Controlemetingen moeten kort worden beschreven.

II.3. Methoden voor analyse en voor de berekening van de uitkomsten

Voor de chemische analyse van de monsters zijn in de meeste gevallen bepaalde methoden aanbevolen. Het is nodig gegevens te verstrekken over de feitelijk toegepaste methoden (met inbegrip van bewaring, validering en be- of omrekening van de verkregen uitkomsten). Ook moeten de uitkomsten van eventuele calibratietests worden verstrekt.
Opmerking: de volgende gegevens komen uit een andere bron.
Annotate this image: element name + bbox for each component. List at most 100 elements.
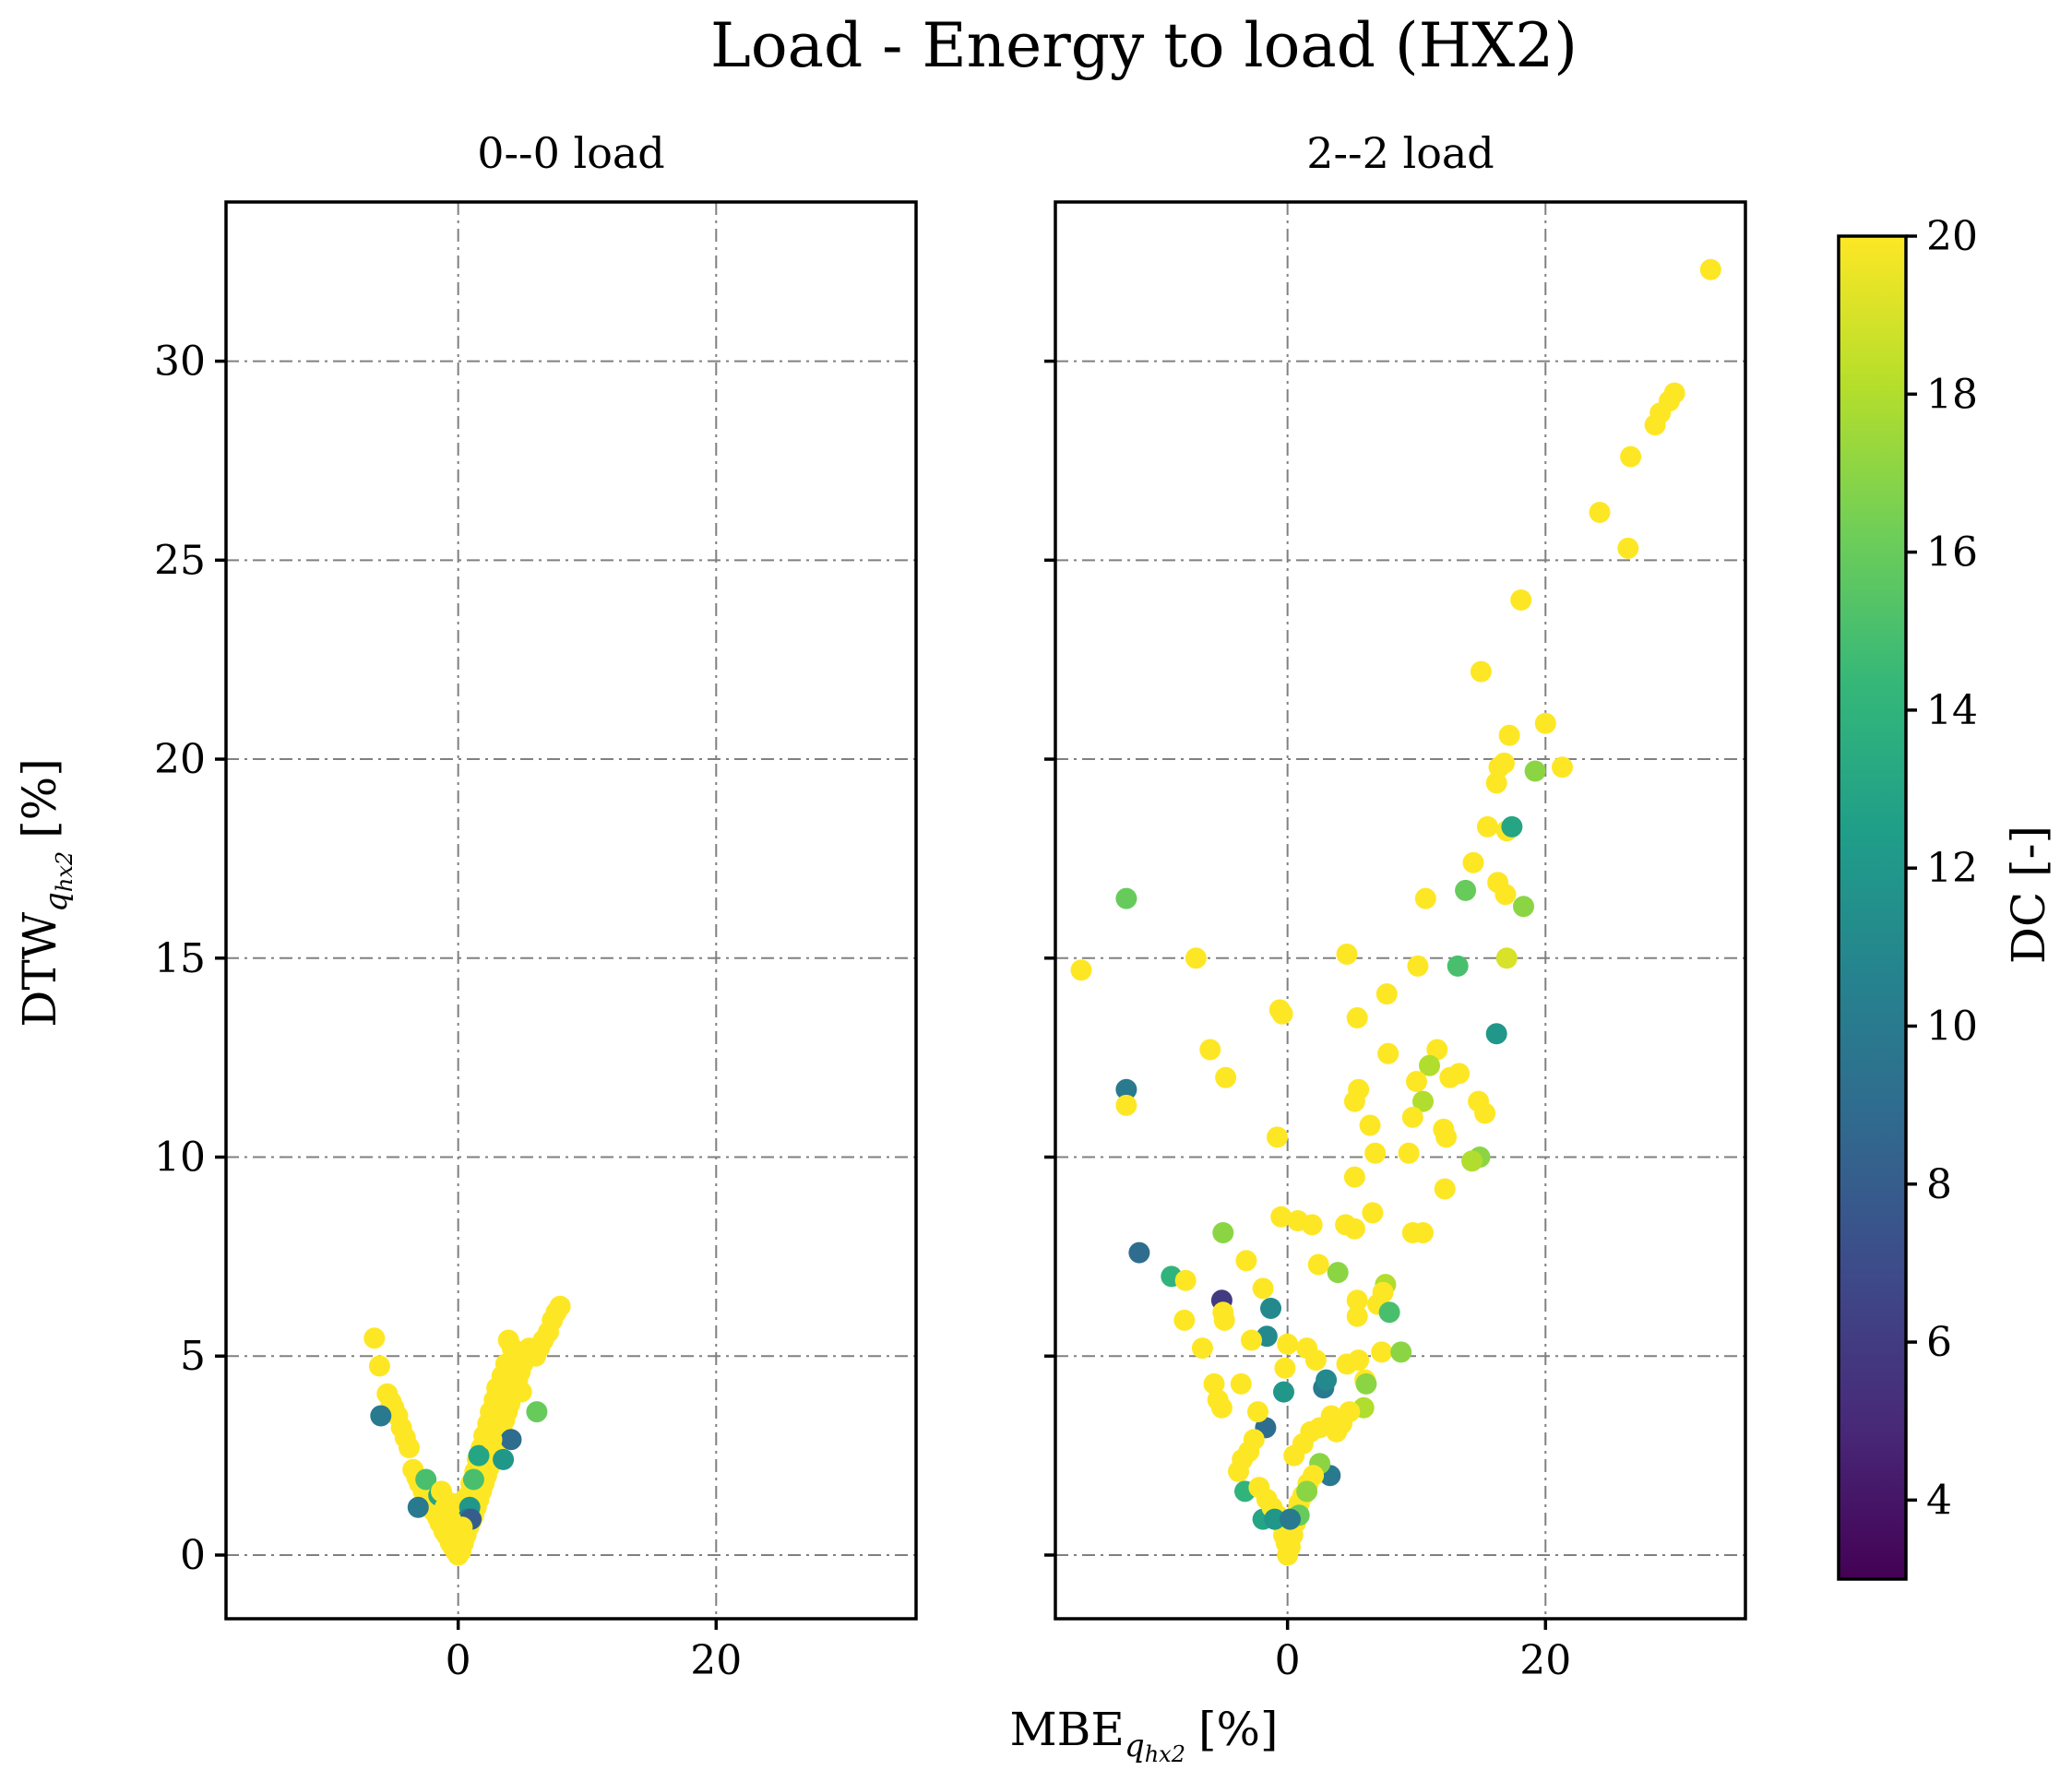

II.4. Uitzonderingen en verstoorde situaties

Er dient bijzondere aandacht te worden gegeven aan buitengewone omstandigheden wat betreft de inventarisatie, bemonstering, opslag, analyse, berekening en/of interpretatie. Wanneer er, om welke reden ook, lacunes in de gegevens zijn, mogen in bepaalde gevallen schattingen worden gemaakt op basis van uitkomsten uit andere bronnen. De betrokken veronderstellingen moeten goed worden gedocumenteerd. Regionale verschillen moeten worden opgegeven en gedetailleerd worden toegelicht (bij voorbeeld ander laboratorium).

III. Interpretatie gerelateerd aan een bepaalde opname/inventarisatie

III.1. Interpretatie van de opname

Er moet een afzonderlijke interpretatie worden gegeven van de bij elke opname verzamelde en gevalideerde gegevens. Waar mogelijk moeten verbanden tussen de verschillende parameters worden aangegeven.

III.2. Interpretatie via vergelijking met de uitkomsten van voorgaande jaren

De uitkomsten van opeenvolgende inventarisaties moeten worden gevalideerd en, zo mogelijk, moeten tendensen worden aangegeven.

III.3. Interpretatie door vergelijking met gegevens van andere inventarisaties

De uitkomsten van de inventarisatie moeten worden vergeleken met de uitkomsten van andere (soortgelijke) inventarisaties die in het (hetzelfde) gebied/land zijn uitgevoerd. Verschillen en overeenkomsten moeten worden vermeld die bepaalde verbanden tussen parameters zouden kunnen verklaren.

IV. Geïntegreerde interpretatie

IV.1. Interpretatie

In het nationale interpretatiecentrum worden de uitkomsten van alle nationale inventarisaties verzameld. De relatie tussen de parameters van de verschillende inventarisaties wordt onderzocht. Ook wordt in het perspectief van een geïntegreerde interpretatie gekeken naar de verschillende interpretaties van de uitkomsten van de afzonderlijke inventarisaties.

IV.2. Interpretatie via vergelijking met de uitkomsten van voorgaande jaren

Voor de geïntegreerde interpretatie wordt ook gebruik gemaakt van de uitkomsten van voorgaande nationale inventarisaties. Zo mogelijk worden tendensen gesignaleerd en verklaard.

IV.3. Interpretatie door vergelijking met andere gegevens

De uitkomsten van de geïntegreerde interpretatie worden vergeleken met de uitkomsten uit andere bronnen. Verschillen en/of overeenkomsten worden gesignaleerd en zo mogelijk verklaard.